Regardless of what the optimum transportation system looks like, there are clearly apparent problems of death, destruction, and wasted times in our transportation system. Confessions of a Recovering Engineer explores these problems from a purely systemic perspective, acknowledging that human participants in the system will inevitably make mistakes and bad decisions that the system must protect against. To me, this shows that Marohn is serious about fixing the problem and the rest of the book backs up that fact. I would absolutely recommend this book to anyone that feels like something might be off with our transportation system.
Quotes
Do what you can, with what you have, to start building a strong town. If you do, I promise you will find you have everything you need.
Engineers tend to view cities as a collection of streets, pipes, and other infrastructure systems that can be managed like a machine, something they are uniquely able to fine-tune to optimum condition. This narrow frame of reference fails to acknowledge that cities are complex human habitats, places that evolve, where new patterns and responses emerge over time regardless of how the infrastructure is planned and constructed.
Way too many engineers fall back on the assertion that extensive deliberation is de facto evidence of a good approach.
… progress is different than momentum.
Traffic congestion has a calming effect on traffic.
This is, of course, quite obvious. But hearing it stated this way seemed insightful to me (especially when paired, as it was, with the statistic that traffic fatalities per mile driven jumped up drastically during the COVID lockdowns).
I find traffic signals maddening, perhaps the most casual waste of time and resources to come out of the profession of civil engineering.
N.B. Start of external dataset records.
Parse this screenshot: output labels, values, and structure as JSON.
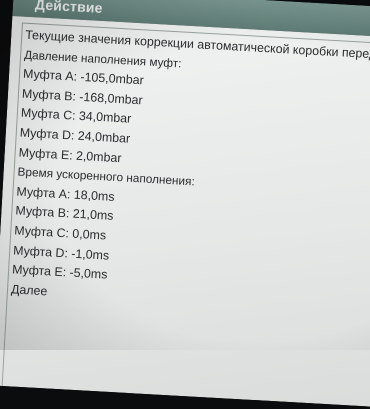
{
  "window": {
    "title": "Действие"
  },
  "info": {
    "line_intro": "Текущие значения коррекции автоматической коробки переда",
    "pressure_header": "Давление наполнения муфт:",
    "pressure": [
      {
        "text": "Муфта A: -105,0mbar"
      },
      {
        "text": "Муфта B: -168,0mbar"
      },
      {
        "text": "Муфта C: 34,0mbar"
      },
      {
        "text": "Муфта D: 24,0mbar"
      },
      {
        "text": "Муфта E: 2,0mbar"
      }
    ],
    "fill_time_header": "Время ускоренного наполнения:",
    "fill_time": [
      {
        "text": "Муфта A: 18,0ms"
      },
      {
        "text": "Муфта B: 21,0ms"
      },
      {
        "text": "Муфта C: 0,0ms"
      },
      {
        "text": "Муфта D: -1,0ms"
      },
      {
        "text": "Муфта E: -5,0ms"
      }
    ],
    "next_label": "Далее"
  }
}
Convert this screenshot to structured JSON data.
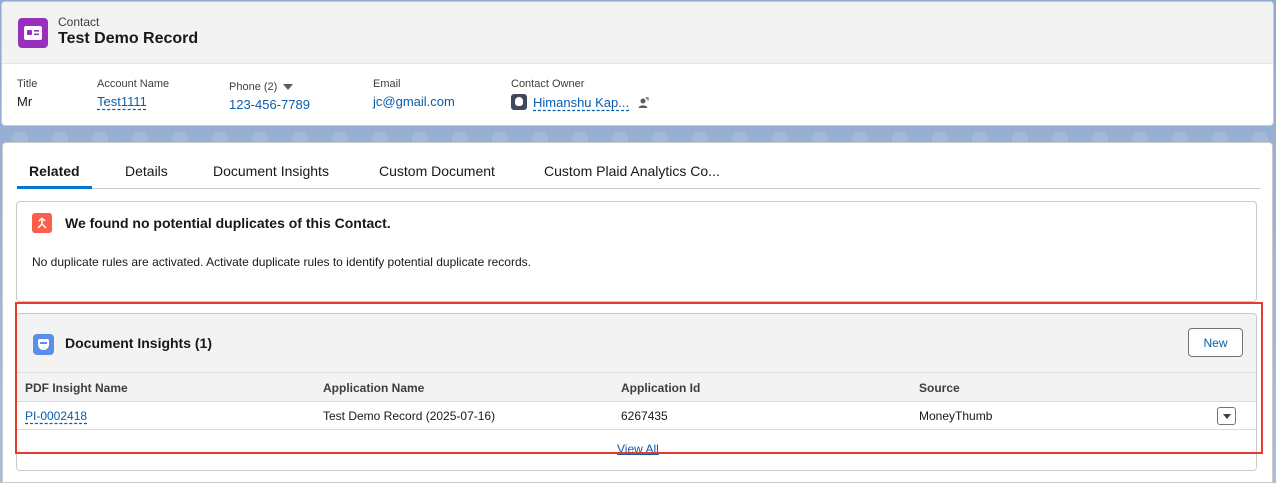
{
  "header": {
    "object_label": "Contact",
    "record_title": "Test Demo Record",
    "icon": "contact-card-icon"
  },
  "highlights": {
    "title": {
      "label": "Title",
      "value": "Mr"
    },
    "account_name": {
      "label": "Account Name",
      "value": "Test1111"
    },
    "phone": {
      "label": "Phone (2)",
      "value": "123-456-7789"
    },
    "email": {
      "label": "Email",
      "value": "jc@gmail.com"
    },
    "owner": {
      "label": "Contact Owner",
      "value": "Himanshu Kap..."
    }
  },
  "tabs": [
    {
      "label": "Related",
      "active": true
    },
    {
      "label": "Details"
    },
    {
      "label": "Document Insights"
    },
    {
      "label": "Custom Document"
    },
    {
      "label": "Custom Plaid Analytics Co..."
    }
  ],
  "duplicates": {
    "title": "We found no potential duplicates of this Contact.",
    "message": "No duplicate rules are activated. Activate duplicate rules to identify potential duplicate records."
  },
  "document_insights": {
    "title": "Document Insights (1)",
    "new_label": "New",
    "columns": [
      "PDF Insight Name",
      "Application Name",
      "Application Id",
      "Source"
    ],
    "rows": [
      {
        "name": "PI-0002418",
        "application_name": "Test Demo Record (2025-07-16)",
        "application_id": "6267435",
        "source": "MoneyThumb"
      }
    ],
    "view_all": "View All"
  },
  "colors": {
    "contact_icon": "#9a2fbd",
    "duplicate_icon": "#fe5c4c",
    "insight_icon": "#5a8fe8",
    "link": "#0b5cab",
    "active_tab": "#0176d3",
    "highlight_box": "#e53b2e"
  }
}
Had [she] chosen to walk to the signalized intersection at Chestnut Street instead of attempting to cross State Street in front of the library, she would have been able to see up close the breakaway base at the bottom of the traffic signal. Just feet beneath where she would have pressed the button requesting permission to cross, the signal pole is attached to the ground with a series of shear pins. These pins are designed to shear off and allow the pole to collapse if struck by a motor vehicle traveling at sufficient speeds… There is a bench placed right next to this pole.